Monday, 6 May 2019

Feed my sheep.

Acts 9: 1-6. Conversions don’t come any more dramatic or unexpected than this. Saul (Paul) was a fierce opponent of Christianity and in fact oversaw the stoning of Stephen – the first Christian martyr. Spare a thought for Ananais also, who was aware of Saul’s fierce anti-Christian stance and yet was told to seek him out and lay his hands on him to restore his sight.

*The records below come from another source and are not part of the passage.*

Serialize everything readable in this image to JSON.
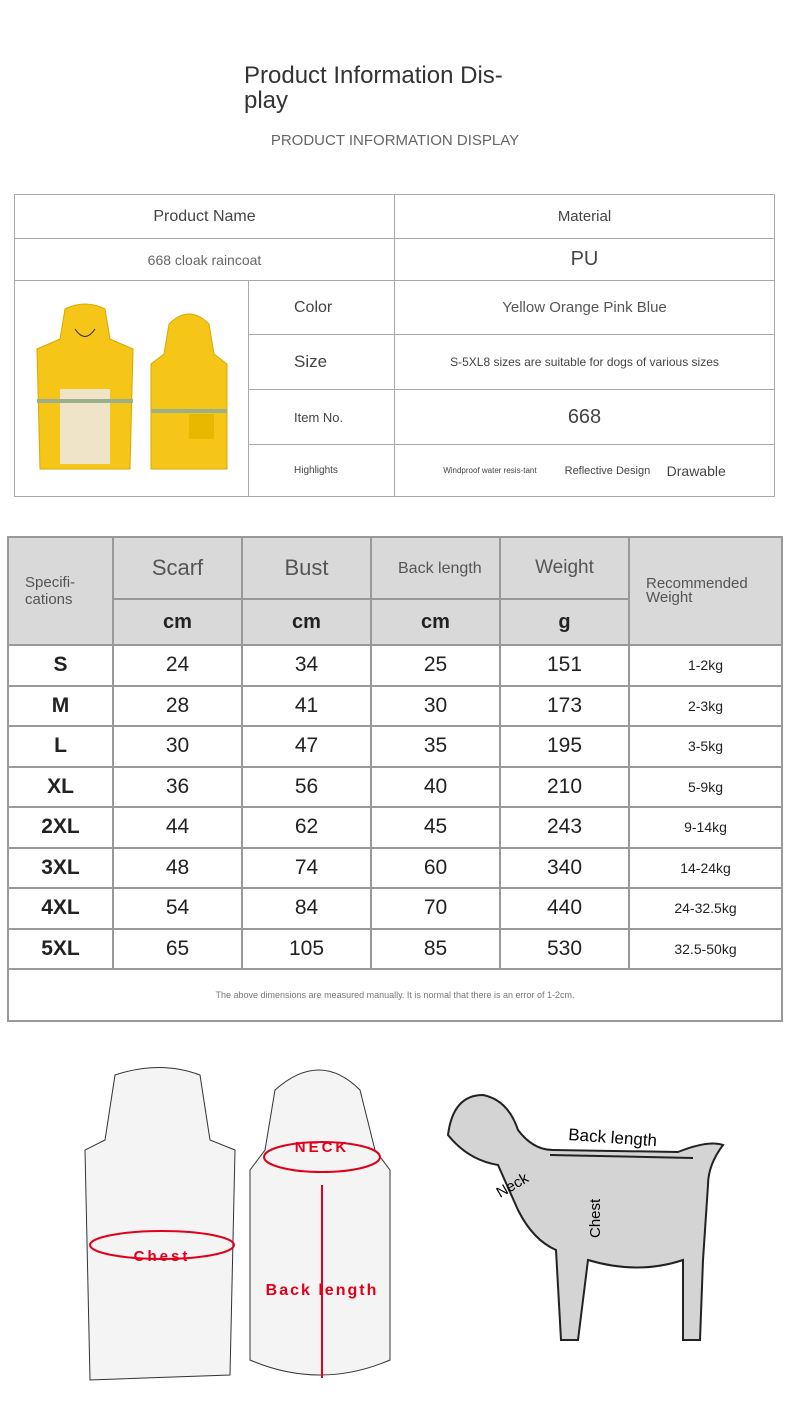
{
  "header": {
    "title": "Product Information Dis-play",
    "subtitle": "PRODUCT INFORMATION DISPLAY"
  },
  "info": {
    "product_name_label": "Product Name",
    "material_label": "Material",
    "product_name": "668 cloak raincoat",
    "material": "PU",
    "color_label": "Color",
    "color": "Yellow Orange Pink Blue",
    "size_label": "Size",
    "size": "S-5XL8 sizes are suitable for dogs of various sizes",
    "item_label": "Item No.",
    "item": "668",
    "highlights_label": "Highlights",
    "highlights": [
      "Windproof water resis-tant",
      "Reflective Design",
      "Drawable"
    ],
    "product_color": "#f5c518"
  },
  "size_table": {
    "spec_label": "Specifi-cations",
    "columns": [
      {
        "name": "Scarf",
        "unit": "cm"
      },
      {
        "name": "Bust",
        "unit": "cm"
      },
      {
        "name": "Back length",
        "unit": "cm"
      },
      {
        "name": "Weight",
        "unit": "g"
      }
    ],
    "recommended_label": "Recommended Weight",
    "rows": [
      [
        "S",
        "24",
        "34",
        "25",
        "151",
        "1-2kg"
      ],
      [
        "M",
        "28",
        "41",
        "30",
        "173",
        "2-3kg"
      ],
      [
        "L",
        "30",
        "47",
        "35",
        "195",
        "3-5kg"
      ],
      [
        "XL",
        "36",
        "56",
        "40",
        "210",
        "5-9kg"
      ],
      [
        "2XL",
        "44",
        "62",
        "45",
        "243",
        "9-14kg"
      ],
      [
        "3XL",
        "48",
        "74",
        "60",
        "340",
        "14-24kg"
      ],
      [
        "4XL",
        "54",
        "84",
        "70",
        "440",
        "24-32.5kg"
      ],
      [
        "5XL",
        "65",
        "105",
        "85",
        "530",
        "32.5-50kg"
      ]
    ],
    "note": "The above dimensions are measured manually. It is normal that there is an error of 1-2cm."
  },
  "diagram": {
    "neck": "NECK",
    "chest": "Chest",
    "back_length": "Back length",
    "dog_back_length": "Back length",
    "dog_neck": "Neck",
    "dog_chest": "Chest",
    "accent": "#e0001a"
  }
}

Revelation 5:11-14. “Apocalyptic” is a genre of writing that is most prominent in Revelation in the New Testament and draws on Old Testament imagery in books like Daniel and Ezekiel. They speak in complicated (and sometimes indecipherable) symbols and codes to convey spiritual truths often at times of great temporal/historical trauma. What they want to convey is that no matter how bad things look from our perspective, God is in control and in the end all will be well. John’s vision came to him in exile during the persecutions of Emperor Dormitian and exalts the slain lamb Jesus to the highest heaven whom the whole creation worships.

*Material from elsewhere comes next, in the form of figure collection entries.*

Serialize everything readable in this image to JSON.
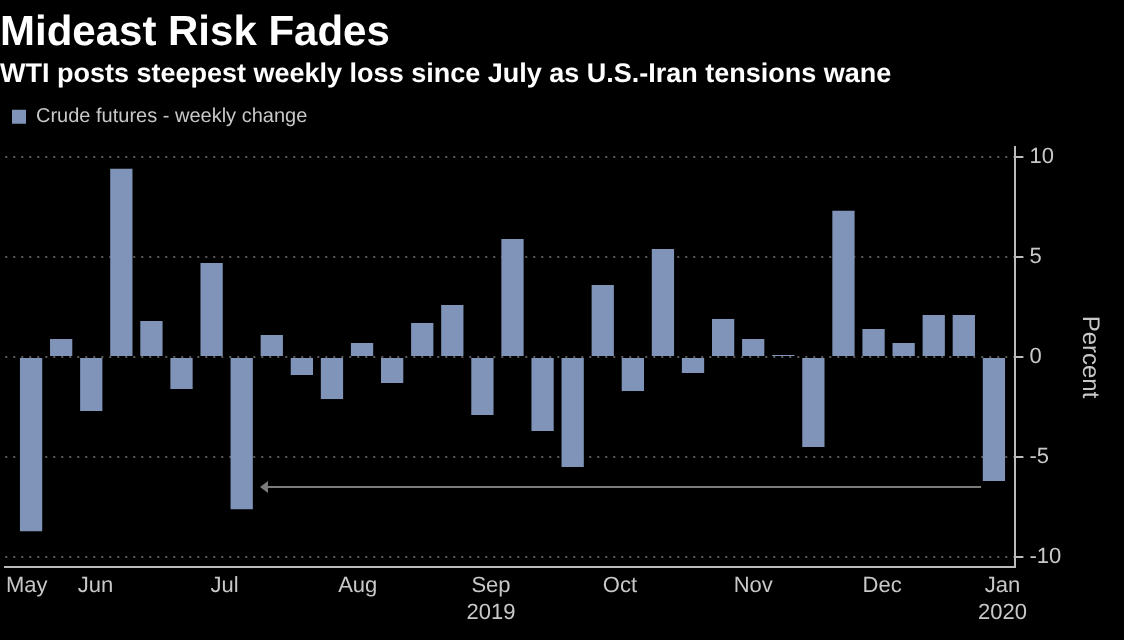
{
  "chart_data": {
    "type": "bar",
    "title": "Mideast Risk Fades",
    "subtitle": "WTI posts steepest weekly loss since July as U.S.-Iran tensions wane",
    "ylabel": "Percent",
    "x": [
      "2019-05-31",
      "2019-06-07",
      "2019-06-14",
      "2019-06-21",
      "2019-06-28",
      "2019-07-05",
      "2019-07-12",
      "2019-07-19",
      "2019-07-26",
      "2019-08-02",
      "2019-08-09",
      "2019-08-16",
      "2019-08-23",
      "2019-08-30",
      "2019-09-06",
      "2019-09-13",
      "2019-09-20",
      "2019-09-27",
      "2019-10-04",
      "2019-10-11",
      "2019-10-18",
      "2019-10-25",
      "2019-11-01",
      "2019-11-08",
      "2019-11-15",
      "2019-11-22",
      "2019-11-29",
      "2019-12-06",
      "2019-12-13",
      "2019-12-20",
      "2019-12-27",
      "2020-01-03",
      "2020-01-10"
    ],
    "series": [
      {
        "name": "Crude futures - weekly change",
        "color": "#7f94b8",
        "values": [
          -8.7,
          0.9,
          -2.7,
          9.4,
          1.8,
          -1.6,
          4.7,
          -7.6,
          1.1,
          -0.9,
          -2.1,
          0.7,
          -1.3,
          1.7,
          2.6,
          -2.9,
          5.9,
          -3.7,
          -5.5,
          3.6,
          -1.7,
          5.4,
          -0.8,
          1.9,
          0.9,
          0.1,
          -4.5,
          7.3,
          1.4,
          0.7,
          2.1,
          2.1,
          -6.2
        ]
      }
    ],
    "xlim": [
      "2019-05-25",
      "2020-01-15"
    ],
    "xticks": [
      {
        "value": "2019-05-30",
        "label": "May"
      },
      {
        "value": "2019-06-15",
        "label": "Jun"
      },
      {
        "value": "2019-07-15",
        "label": "Jul"
      },
      {
        "value": "2019-08-15",
        "label": "Aug"
      },
      {
        "value": "2019-09-15",
        "label": "Sep\n2019"
      },
      {
        "value": "2019-10-15",
        "label": "Oct"
      },
      {
        "value": "2019-11-15",
        "label": "Nov"
      },
      {
        "value": "2019-12-15",
        "label": "Dec"
      },
      {
        "value": "2020-01-12",
        "label": "Jan\n2020"
      }
    ],
    "ylim": [
      -10.5,
      10.5
    ],
    "yticks": [
      -10,
      -5,
      0,
      5,
      10
    ],
    "grid": "y",
    "legend": "top left"
  }
}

John 21: 1-19. This passage has tremendous personal resonance for me, because when I was considering my options whether or not to go into ordained ministry, my wife Alexandra, who wasn’t given to fanciful talk or experiences, exclaimed that she had heard God’s voice speaking to her after praying about the situation and clearly heard the words “Go feed my sheep”. I have been trying to do that to the best of my ability ever since.

The conversion experience of Saul on the road to Damascus is not an experience that many 21st century Christians certainly within the church of England can readily identify.
Many, perhaps most are cradle Christians. Some will have conversion experiences certainly that were not perhaps as dramatic as Paul’s but were for us equally important and life changing.
I think I speak for most of us when I say that our conversion to Christianity is an ongoing process which started for some of us with a specific event but not for others.
You could say that Saul’s conversion needed to be as dramatic as that because He was such an appalling actively aggressive opponent of what is still known at this point as “the way” – the way of life and light modelled and lived by Jesus.
It is suggested that he presided over the stoning to death of the first Christian Martyr, Stephen and was en-route to Damascus to round up Christians who were attending the Synagogues there and bring them back to Jerusalem in chains.
There are two points in Luke’s story of his conversion that Paul would have taken issue with.
Luke implies that Paul’s experience of the risen Lord was qualitatively different to that of the 11 disciples, thus excluding him from being a bona fide Apostle, but Paul always maintained that his experience was exactly the same as all the other encounters.
I think this is important for what that says about all our encounters with Christ that have happened ever since. Whatever form it takes, the important thing surely is not the specifics of any encounter itself but what that encounter means to us and how it changes our lives.
The spiritual health of our community, the body of Christ here this morning, is gauged by the quality of our response to God, which is the ongoing process of worship, prayer, meeting and ministry that we engage with.
It seems that the bigger the opponent of Christ, the bigger the experience needed to effect any change. What was most important was the change in Paul’s life, his missionary zeal, and his keen theological understanding, that provided the seeds of new growth across the Eastern Mediterranean and nurtures the church to this day with his written word.
The disciple’s encounter with the risen Jesus reaches its climax with the rehabilitation of Peter on the beach. Of course, we all remember that Peter denied Jesus three times before the cock crowed on Good Friday.
Here on the beach we have the three fold question, “Do you love me?” When each time Peter says yes, Jesus says in reply;
“Feed my Lambs”
“Tend my sheep” and
“Feed my sheep”.
As I explained on my email this has tremendous resonance for me. We are talking about encounters with the divine, and my wife Alexandra a very down to earth person if ever there was one, not prone to flights of fancy was praying on our front door step. We were wondering whether I should go into ordained ministry.
She told me that she had heard a voice speak to her and it said “Feed my sheep”
As I wrote, I have been trying to do that to the best of my ability ever since.
Encounters with the divine come in all shapes and sizes. But what is much more important is how we react to that encounter and how we try to follow Jesus in the way that leads to light and life.
Every church service is an attempt to frame an encounter with the Divine. The true success or failure of any service is gauged by how it affects someone who engaged with it.
A wise old Bishop once said of the charismatic centred churches and their exuberant spirit filled worship. “I don’t care if they fall down. It’s what they do when they get up that concerns me”
And a healthy spiritually mature church is a solvent church, fully enabled to fulfil its mission in the place it is set. How we respond as a community to make sure that we are have a secure base to work from is a spiritual matter.
To paraphrase a theologian, I quoted recently.
It isn’t how or when you heard the music of the Kingdom of God. It is how you dance to it today that counts.